Informatics in Medicine Unlocked (Jan 2021)
Implications of loosened Role-based Access Control session control implementation for the enforcement of Dynamic Mutually Exclusive Roles properties on Health Information Systems
Abstract
Role-based Access Control (RBAC) session control is used in the authorization vetting of controlled objects within the system to check if a user intended action is permitted by the associated roles that he/she possesses. The session control is also used to enforce Separation of Duty (SoD) via the Dynamic Mutually Exclusive Roles (DMER), limiting the roles that can be associated with a particular user during a session due to its conflicted permission nature.
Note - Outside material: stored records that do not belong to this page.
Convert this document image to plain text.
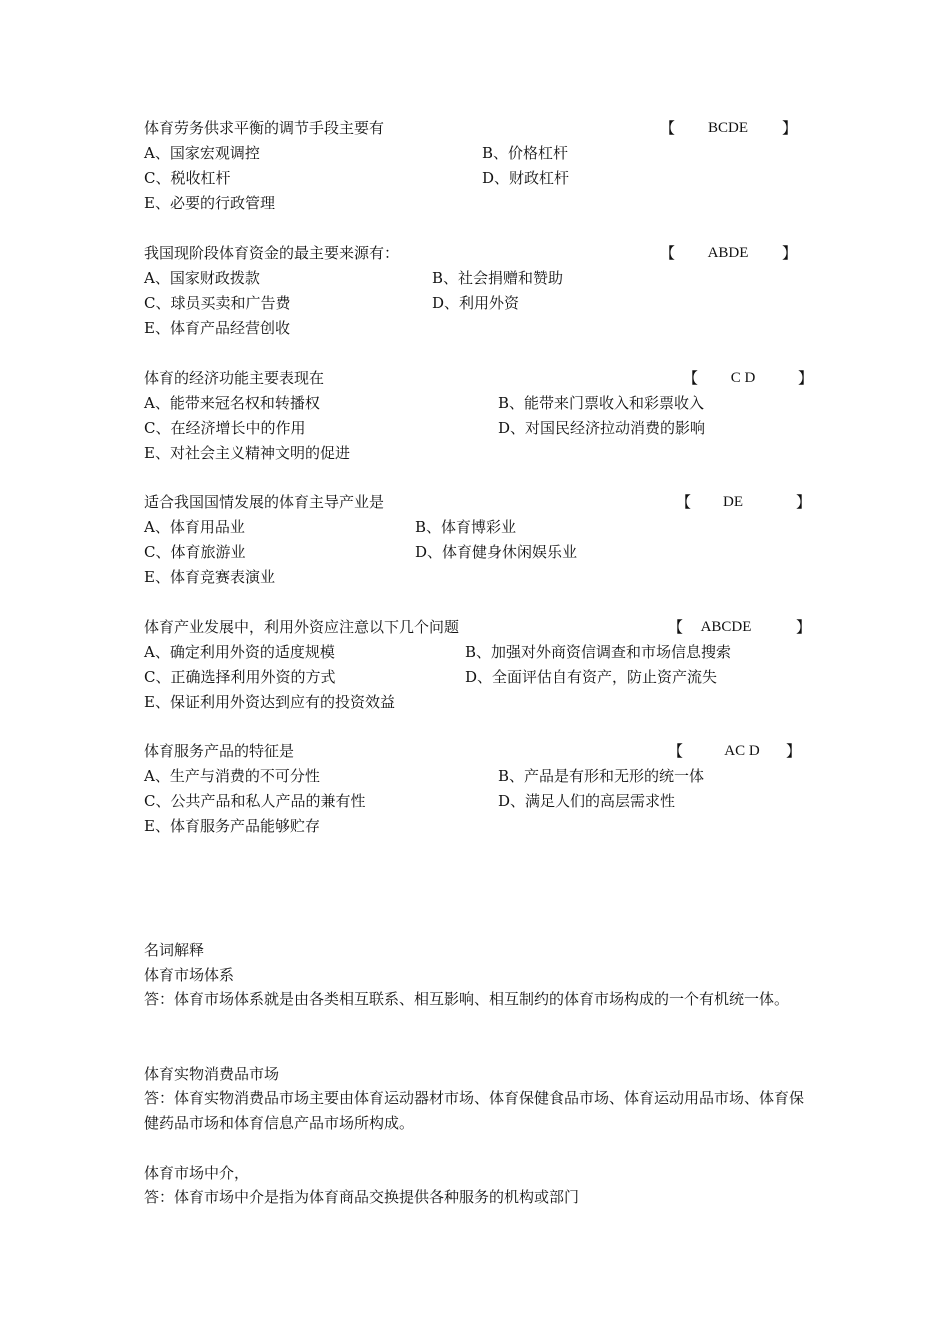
体育劳务供求平衡的调节手段主要有	【	BCDE	】
A、国家宏观调控	B、价格杠杆
C、税收杠杆	D、财政杠杆
E、必要的行政管理
我国现阶段体育资金的最主要来源有：	【	ABDE	】
A、国家财政拨款	B、社会捐赠和赞助
C、球员买卖和广告费	D、利用外资
E、体育产品经营创收
体育的经济功能主要表现在	【	C D	】
A、能带来冠名权和转播权	B、能带来门票收入和彩票收入
C、在经济增长中的作用	D、对国民经济拉动消费的影响
E、对社会主义精神文明的促进
适合我国国情发展的体育主导产业是	【	DE	】
A、体育用品业	B、体育博彩业
C、体育旅游业	D、体育健身休闲娱乐业
E、体育竞赛表演业
体育产业发展中，利用外资应注意以下几个问题	【	ABCDE	】
A、确定利用外资的适度规模	B、加强对外商资信调查和市场信息搜索
C、正确选择利用外资的方式	D、全面评估自有资产，防止资产流失
E、保证利用外资达到应有的投资效益
体育服务产品的特征是	【	AC D	】
A、生产与消费的不可分性	B、产品是有形和无形的统一体
C、公共产品和私人产品的兼有性	D、满足人们的高层需求性
E、体育服务产品能够贮存
名词解释
体育市场体系
答：体育市场体系就是由各类相互联系、相互影响、相互制约的体育市场构成的一个有机统一体。
体育实物消费品市场
答：体育实物消费品市场主要由体育运动器材市场、体育保健食品市场、体育运动用品市场、体育保健药品市场和体育信息产品市场所构成。
体育市场中介，
答：体育市场中介是指为体育商品交换提供各种服务的机构或部门
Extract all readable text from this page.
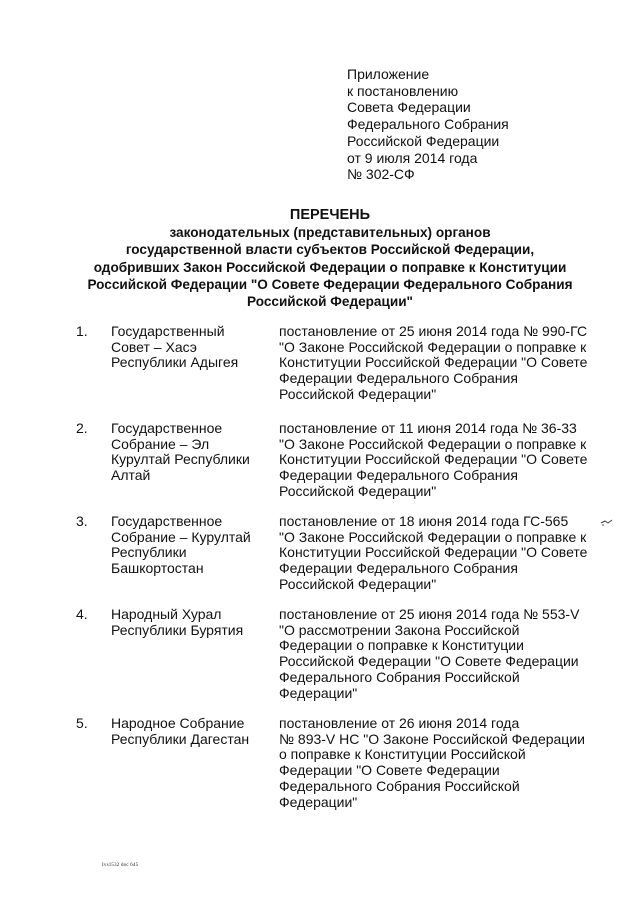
Приложение
к постановлению
Совета Федерации
Федерального Собрания
Российской Федерации
от 9 июля 2014 года
№ 302-СФ
ПЕРЕЧЕНЬ
законодательных (представительных) органов
государственной власти субъектов Российской Федерации,
одобривших Закон Российской Федерации о поправке к Конституции
Российской Федерации "О Совете Федерации Федерального Собрания
Российской Федерации"
1. Государственный
Совет – Хасэ
Республики Адыгея
постановление от 25 июня 2014 года № 990-ГС
"О Законе Российской Федерации о поправке к
Конституции Российской Федерации "О Совете
Федерации Федерального Собрания
Российской Федерации"
2. Государственное
Собрание – Эл
Курултай Республики
Алтай
постановление от 11 июня 2014 года № 36-33
"О Законе Российской Федерации о поправке к
Конституции Российской Федерации "О Совете
Федерации Федерального Собрания
Российской Федерации"
3. Государственное
Собрание – Курултай
Республики
Башкортостан
постановление от 18 июня 2014 года ГС-565
"О Законе Российской Федерации о поправке к
Конституции Российской Федерации "О Совете
Федерации Федерального Собрания
Российской Федерации"
4. Народный Хурал
Республики Бурятия
постановление от 25 июня 2014 года № 553-V
"О рассмотрении Закона Российской
Федерации о поправке к Конституции
Российской Федерации "О Совете Федерации
Федерального Собрания Российской
Федерации"
5. Народное Собрание
Республики Дагестан
постановление от 26 июня 2014 года
№ 893-V НС "О Законе Российской Федерации
о поправке к Конституции Российской
Федерации "О Совете Федерации
Федерального Собрания Российской
Федерации"
Ivs1532 doc 645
The RBAC requirements that dictate session controls functions preventing conflicted roles to be assigned to users can be poorly implemented because of possible interpretation of the RBAC standard. This loosened interpretation is here discussed by assessing RBAC function textual description and objectives and by formally stating the different interpretations using Z notation and Colored Petri Nets (CPN) to effectively demonstrate the resulting functionality and its reflexes on system use. Three different aspects of security properties are discussed comparing the interpretations and impacts on the RBAC functionality: a) the implications of user's authorization characterization on system's session, b) the actual DMER conflict detection capability, and c) possible collusion scenarios considering RBAC administrator capabilities. Two different interpretations of the RBAC session-control function are formally defined in full, to leverage investigation of its inner functionalities and expected behaviour on the system. The assessment of the functionalities is presented in order to highlight ambiguities that could lead to less secure implementations so as to provide for a more robust RBAC description that can cope with more rigid and predictable behaviour on Health Information Systems (HIS). Outcomes from poorly session-control implementation on a system include the inability to fulfil healthcare corporate security policy or even allowing illegal actions to take place due to the absence of expected restrictions and constraints imposed on user's interactions.